Although, a small focal spot might improve image quality, their excessive use could shorten tube life, as the heat generated from the bremsstrahlung interaction is dissipated over a small area. This might increase the heat loading of the tube and potentially shorten tube life (Bushberg et al. 2003), (Dowsett Kenny and Johnston, 2006). The mobile x-ray machine has been modified to use a small focal spot size, with a heat storage capability of 3000J.


X- ray tube life:

The length of the x-ray tube life is related to the thermal loading on the tube.

Long exposure times, high milli-ampere seconds, and high kilo-voltage can generate excessive heat in the x-ray tube, causing localized surface melting and pitting of the anode. More tungsten is vaporized, and the filament becomes thinner, increasing the filament’s potential to break.

(Bushong 2012) found that, a wide range of kilo-voltage and milliampere seconds can be used to produce images of acceptable quality. This suggests that a lower milliampere but shorter exposure time, or lower kilo-voltage value could be used to potentially extend x-ray tube life.

Taking into consideration that radiation dose to the neonate is directly proportional to the square of kV, while other factors like mA and

film focus distance

(FFD) play a role and a complex relation to patient dose (Goel 2019). The range of exposure factors available are:

40-100 – KV (Selectable)

0.1-25- MAS (Selectable)


Materials used in the mobile machine:

A rotating anode has been used to increase the anode function, as it allows even distribution of heat dissipation. Many materials have a high specific heat capacity i.e. Tungsten has a K edge at 60 keV, while Rhodium has a lower K edge but more penetrating power. When considering the neonate, I have chosen Molybdenum due to its higher heat capacity, allowing lower exposure factors to be used (Hacking 2018).

The filter used on the mobile device is 1.8mm aluminium with additional 0.1mm copper. Filtering is the removal of low energy x-rays from the beam spectrum, which would not contribute to image quality but would add to patient dose and scatter (Goel and Bell 2019). The filtration used, has an additional 1.3mm compared to the (Acbar.org 2019) mobile x-ray device. (Perks et al. 2013) showed added filtration to the paediatric examinations would reduce entrance dose by 36%, when 1.8mm aluminium filtration is used.

(Trauernicht et al. 2015) found that 0.1mm copper filter can significantly lower the radiation dose while maintaining diagnostic image quality at high kV exposures.

Filtration is necessary, as the risks associated with ionizing radiation are higher in paediatric due to their cells rapidly dividing, making them prone to DNA damage from radiation (Ron 2002).

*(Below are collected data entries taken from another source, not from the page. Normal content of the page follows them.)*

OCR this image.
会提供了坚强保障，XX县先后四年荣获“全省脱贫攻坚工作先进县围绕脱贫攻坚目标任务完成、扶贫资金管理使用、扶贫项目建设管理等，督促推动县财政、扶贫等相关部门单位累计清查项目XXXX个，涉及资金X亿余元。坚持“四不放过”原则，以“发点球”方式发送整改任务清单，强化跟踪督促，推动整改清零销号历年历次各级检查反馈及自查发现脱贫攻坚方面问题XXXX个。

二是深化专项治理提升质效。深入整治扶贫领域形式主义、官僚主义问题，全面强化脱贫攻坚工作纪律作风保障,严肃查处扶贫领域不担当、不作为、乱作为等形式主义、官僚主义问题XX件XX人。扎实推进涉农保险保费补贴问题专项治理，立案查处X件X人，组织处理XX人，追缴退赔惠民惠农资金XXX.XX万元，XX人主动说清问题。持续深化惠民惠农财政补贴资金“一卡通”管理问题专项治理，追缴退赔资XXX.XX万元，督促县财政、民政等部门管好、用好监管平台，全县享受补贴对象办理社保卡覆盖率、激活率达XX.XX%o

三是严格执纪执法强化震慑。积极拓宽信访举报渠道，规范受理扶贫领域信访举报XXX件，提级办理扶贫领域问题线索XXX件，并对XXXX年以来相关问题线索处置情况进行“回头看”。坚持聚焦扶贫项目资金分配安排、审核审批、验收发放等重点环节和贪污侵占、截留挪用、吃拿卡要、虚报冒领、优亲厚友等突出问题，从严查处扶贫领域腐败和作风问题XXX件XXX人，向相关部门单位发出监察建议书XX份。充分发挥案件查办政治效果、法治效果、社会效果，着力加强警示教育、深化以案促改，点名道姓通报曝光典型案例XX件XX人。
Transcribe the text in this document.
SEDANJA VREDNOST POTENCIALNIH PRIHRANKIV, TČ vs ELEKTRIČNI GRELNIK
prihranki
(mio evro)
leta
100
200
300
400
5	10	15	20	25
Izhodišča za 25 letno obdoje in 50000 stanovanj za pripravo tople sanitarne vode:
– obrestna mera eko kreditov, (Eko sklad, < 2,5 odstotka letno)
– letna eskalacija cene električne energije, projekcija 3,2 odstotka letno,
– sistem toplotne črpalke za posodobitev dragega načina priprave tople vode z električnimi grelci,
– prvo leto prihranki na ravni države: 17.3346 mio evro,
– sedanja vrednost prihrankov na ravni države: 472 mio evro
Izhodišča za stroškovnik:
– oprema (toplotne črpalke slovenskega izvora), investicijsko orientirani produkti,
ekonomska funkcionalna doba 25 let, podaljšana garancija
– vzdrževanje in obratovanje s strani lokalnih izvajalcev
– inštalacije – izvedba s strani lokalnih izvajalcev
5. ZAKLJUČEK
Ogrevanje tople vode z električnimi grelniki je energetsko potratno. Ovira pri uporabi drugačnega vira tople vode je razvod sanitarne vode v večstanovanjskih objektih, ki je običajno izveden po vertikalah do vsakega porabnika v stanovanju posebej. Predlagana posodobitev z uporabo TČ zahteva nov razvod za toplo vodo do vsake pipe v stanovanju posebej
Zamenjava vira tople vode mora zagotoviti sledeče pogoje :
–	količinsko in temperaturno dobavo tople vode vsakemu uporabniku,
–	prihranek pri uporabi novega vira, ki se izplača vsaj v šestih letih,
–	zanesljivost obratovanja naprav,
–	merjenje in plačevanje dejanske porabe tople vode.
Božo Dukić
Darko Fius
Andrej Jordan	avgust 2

A graph to demonstrate the use of Aluminium filtration to reduce the intensity of the beam (Pd.chem.ucl.ac.uk 2019)

The material chosen for the flat panel detector is a caesium iodide crystal. Similar to the “aerodr flat panel detector”.

The digital detector material was chosen due to its quantum efficiency (DQE) for high-quality images and dose efficiency (Coremedicalimaging.com 2019).

The use of an indirect digital detector allows a quicker examination to be undertaken unlike a CR cassette, as the image is acquired digitally and does not need processing, important for a SCBU unit that can potentially be very busy. The size of the detector( 24cm x 30 cm x 1.6 cm ) was influenced by siemens MAX mini detector. This act as a compromise to fit within the neonates incubator but also allow the anatomy for a chest and abdomen to fit on the detector for a single exposure (Siemens 2018)

Above this, the battery for the detector unlike many leading manufactures who use acid-battery is lithium. This produces up to 50 exposures on a single charge, and has 11% faster charging time in comparison to an acid-battery. Similar to the RadPRO® Mobile machine.  The lithium battery will have the operational time of 9 hrs for 200 images, essential when a SCBU unit will require a 24/7 imaging service (Coremedicalimaging.com 2019).

In conclusion, the mobile machine will have a variety of features which make it ideal for a high intensity special care baby unit, with added focus on the radiation dose emitted to the neonates, size and materials used.  These features are based on pre-existing evidence and aspects of a mobile machine, which are currently manufactured but have been adapted for use in a SCBU.